こっから先ははじめてだから

ねえ先輩。お酒の力に頼ってもいいですか?


天井の蓋が、カポッと開いたような秋空。直近すぎる昨日の今日。


目的地は都内から約1時間半の酒蔵。東京から電車で、私たちは今、埼玉県へと向かっている。

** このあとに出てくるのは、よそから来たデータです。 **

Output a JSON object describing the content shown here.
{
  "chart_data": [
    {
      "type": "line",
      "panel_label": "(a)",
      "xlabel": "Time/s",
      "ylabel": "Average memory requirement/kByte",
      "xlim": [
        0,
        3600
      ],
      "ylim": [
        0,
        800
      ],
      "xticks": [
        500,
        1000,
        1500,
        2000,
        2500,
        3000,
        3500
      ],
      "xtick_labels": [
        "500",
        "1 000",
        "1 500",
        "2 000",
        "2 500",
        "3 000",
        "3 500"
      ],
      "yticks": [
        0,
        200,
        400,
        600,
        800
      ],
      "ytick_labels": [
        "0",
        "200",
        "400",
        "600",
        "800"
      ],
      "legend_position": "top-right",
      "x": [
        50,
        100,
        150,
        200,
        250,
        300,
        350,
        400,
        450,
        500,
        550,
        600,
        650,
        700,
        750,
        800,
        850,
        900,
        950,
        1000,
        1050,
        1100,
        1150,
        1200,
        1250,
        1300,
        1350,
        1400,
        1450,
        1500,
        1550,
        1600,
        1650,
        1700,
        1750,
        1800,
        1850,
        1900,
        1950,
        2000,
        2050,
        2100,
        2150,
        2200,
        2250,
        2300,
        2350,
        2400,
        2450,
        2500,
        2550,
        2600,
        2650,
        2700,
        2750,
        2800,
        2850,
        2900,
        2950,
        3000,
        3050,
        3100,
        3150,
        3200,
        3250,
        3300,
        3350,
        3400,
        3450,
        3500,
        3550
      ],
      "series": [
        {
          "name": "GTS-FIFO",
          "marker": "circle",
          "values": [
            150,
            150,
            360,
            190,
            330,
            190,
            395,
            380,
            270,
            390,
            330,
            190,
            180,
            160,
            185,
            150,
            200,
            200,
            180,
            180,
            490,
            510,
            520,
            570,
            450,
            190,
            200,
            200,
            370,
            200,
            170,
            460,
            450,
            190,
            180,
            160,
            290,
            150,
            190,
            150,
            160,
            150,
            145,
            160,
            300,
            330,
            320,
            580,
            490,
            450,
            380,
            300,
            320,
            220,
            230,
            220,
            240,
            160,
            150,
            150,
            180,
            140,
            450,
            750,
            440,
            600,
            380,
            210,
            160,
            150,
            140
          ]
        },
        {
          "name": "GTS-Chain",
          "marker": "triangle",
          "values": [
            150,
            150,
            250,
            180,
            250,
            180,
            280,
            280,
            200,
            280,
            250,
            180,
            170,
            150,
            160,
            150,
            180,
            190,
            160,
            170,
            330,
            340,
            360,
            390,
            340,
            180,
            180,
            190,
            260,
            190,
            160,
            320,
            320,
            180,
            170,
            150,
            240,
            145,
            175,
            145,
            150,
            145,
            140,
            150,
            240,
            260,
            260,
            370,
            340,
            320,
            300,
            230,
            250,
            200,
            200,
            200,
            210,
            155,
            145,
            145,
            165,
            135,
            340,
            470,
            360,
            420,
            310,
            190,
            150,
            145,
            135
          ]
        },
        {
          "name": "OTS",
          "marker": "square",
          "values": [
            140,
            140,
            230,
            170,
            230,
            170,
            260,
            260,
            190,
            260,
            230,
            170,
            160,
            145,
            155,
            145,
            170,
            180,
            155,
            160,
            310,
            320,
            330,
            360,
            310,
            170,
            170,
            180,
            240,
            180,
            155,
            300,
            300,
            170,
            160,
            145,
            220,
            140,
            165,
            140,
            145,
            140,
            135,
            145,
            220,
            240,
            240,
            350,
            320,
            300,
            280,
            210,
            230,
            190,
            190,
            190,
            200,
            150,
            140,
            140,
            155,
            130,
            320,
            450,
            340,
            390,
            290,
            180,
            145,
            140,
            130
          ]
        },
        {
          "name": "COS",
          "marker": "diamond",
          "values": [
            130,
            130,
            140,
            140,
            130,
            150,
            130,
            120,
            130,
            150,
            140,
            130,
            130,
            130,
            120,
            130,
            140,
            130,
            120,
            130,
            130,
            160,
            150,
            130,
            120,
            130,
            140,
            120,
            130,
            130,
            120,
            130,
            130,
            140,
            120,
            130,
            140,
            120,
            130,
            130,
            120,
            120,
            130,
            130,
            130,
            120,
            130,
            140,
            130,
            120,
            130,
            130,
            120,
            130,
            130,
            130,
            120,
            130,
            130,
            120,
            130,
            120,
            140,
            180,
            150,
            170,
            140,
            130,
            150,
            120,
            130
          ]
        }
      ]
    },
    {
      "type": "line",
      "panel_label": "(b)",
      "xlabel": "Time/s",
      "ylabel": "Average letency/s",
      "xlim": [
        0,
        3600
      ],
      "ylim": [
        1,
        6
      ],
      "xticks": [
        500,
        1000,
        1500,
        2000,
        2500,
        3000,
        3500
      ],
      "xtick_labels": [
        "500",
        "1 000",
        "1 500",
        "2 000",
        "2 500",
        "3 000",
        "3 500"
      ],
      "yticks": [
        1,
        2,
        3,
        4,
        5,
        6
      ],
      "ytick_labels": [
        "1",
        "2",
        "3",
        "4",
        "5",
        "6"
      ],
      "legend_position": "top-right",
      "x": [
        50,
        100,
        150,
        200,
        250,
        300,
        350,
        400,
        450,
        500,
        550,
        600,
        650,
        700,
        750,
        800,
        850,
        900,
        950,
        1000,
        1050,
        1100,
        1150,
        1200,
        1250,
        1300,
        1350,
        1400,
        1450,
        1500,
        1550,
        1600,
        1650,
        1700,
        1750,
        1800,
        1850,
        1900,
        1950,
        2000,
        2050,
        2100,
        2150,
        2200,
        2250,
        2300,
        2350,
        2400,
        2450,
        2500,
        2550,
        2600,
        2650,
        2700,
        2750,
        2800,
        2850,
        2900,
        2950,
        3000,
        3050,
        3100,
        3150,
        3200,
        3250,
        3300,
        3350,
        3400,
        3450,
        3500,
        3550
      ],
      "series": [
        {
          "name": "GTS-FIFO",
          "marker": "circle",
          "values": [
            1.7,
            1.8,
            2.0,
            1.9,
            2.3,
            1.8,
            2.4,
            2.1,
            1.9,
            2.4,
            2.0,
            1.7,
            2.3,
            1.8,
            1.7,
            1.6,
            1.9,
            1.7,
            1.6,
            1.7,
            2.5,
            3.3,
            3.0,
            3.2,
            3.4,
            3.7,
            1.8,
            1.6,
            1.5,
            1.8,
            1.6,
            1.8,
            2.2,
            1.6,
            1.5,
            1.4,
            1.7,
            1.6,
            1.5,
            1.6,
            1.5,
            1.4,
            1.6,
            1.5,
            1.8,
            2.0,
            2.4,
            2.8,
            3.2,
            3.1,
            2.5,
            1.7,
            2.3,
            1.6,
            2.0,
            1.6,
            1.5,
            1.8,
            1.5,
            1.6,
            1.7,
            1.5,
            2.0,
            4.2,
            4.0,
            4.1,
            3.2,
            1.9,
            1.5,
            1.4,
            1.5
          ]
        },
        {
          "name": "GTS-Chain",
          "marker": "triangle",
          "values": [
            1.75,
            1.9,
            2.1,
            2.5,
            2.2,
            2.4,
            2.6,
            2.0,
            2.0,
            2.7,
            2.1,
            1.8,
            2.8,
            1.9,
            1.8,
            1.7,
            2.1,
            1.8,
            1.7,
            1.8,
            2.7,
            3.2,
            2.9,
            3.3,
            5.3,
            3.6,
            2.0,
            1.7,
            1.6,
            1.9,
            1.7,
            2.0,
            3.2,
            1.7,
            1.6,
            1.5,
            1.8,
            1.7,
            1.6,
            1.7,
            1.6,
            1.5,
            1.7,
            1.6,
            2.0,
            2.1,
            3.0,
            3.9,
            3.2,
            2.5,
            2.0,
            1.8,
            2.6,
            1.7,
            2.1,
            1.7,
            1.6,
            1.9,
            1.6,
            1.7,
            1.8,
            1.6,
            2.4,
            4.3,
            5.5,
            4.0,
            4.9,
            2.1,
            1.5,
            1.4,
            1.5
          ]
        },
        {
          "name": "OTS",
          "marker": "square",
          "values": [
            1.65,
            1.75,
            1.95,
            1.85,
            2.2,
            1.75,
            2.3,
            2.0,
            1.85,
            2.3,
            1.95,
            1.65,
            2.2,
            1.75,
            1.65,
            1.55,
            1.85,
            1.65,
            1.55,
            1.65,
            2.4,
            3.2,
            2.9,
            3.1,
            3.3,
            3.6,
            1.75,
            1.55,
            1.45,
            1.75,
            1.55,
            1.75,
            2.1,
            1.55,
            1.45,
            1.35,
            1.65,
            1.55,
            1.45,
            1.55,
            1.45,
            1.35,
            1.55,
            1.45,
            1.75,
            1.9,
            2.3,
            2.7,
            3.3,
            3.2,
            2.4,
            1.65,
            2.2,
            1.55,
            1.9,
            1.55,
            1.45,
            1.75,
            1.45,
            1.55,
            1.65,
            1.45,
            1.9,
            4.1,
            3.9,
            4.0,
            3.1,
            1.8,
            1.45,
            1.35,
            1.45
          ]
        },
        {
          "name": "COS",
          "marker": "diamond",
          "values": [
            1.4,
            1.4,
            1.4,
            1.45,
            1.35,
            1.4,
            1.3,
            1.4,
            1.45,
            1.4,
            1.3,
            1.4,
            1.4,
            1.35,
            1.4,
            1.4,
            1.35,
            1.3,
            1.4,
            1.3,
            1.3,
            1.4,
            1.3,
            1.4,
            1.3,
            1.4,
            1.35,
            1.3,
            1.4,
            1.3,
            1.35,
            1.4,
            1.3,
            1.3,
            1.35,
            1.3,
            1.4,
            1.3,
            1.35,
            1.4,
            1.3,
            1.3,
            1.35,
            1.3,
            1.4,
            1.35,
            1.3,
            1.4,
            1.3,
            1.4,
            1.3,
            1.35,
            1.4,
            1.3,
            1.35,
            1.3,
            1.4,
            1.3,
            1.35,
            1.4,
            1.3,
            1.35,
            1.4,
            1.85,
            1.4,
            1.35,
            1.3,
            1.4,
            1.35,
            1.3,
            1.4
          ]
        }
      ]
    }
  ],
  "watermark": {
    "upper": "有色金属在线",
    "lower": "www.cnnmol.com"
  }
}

埼玉は酒蔵の宝庫なんだよ。近所の酒屋しか行ったことないから、酒蔵は刈谷初体験。


「本当はな、1週間以上前から予約せなあかん酒蔵もあってん。でも昨日の夜電話したら、空きがあるから見学できますよって言ってくれてな、」

「色々手間取らせてしまってすみません!」

「俺が誘ったんやし。これぐらいのお詫びはさせてもらわんと」


“お詫び”の言葉で、なんのお詫びだったのかが思い出される。


先輩が私の初キスを奪ったお詫び……。


それは、帳消しにしてくださいねっていうお詫びってことですよね?忘れてって言ってましたもんね?

 
お詫びの真意をいちいち深読みしちゃう女って。めんどいよなあ。


27歳の初キスをさらりと流したい。そういう女になれたら、きっともっと人生楽しく生きられるんだろうなあ。


窓際に座る私が、窓の外に見える川を見つめる。


太陽の光に反射する水面上が、キラキラと光って見えるから何気なく「神秘」とつぶやいてしまう。


「え?なに?」


憂先輩が、横から「ん?」と私を覗き込んできた。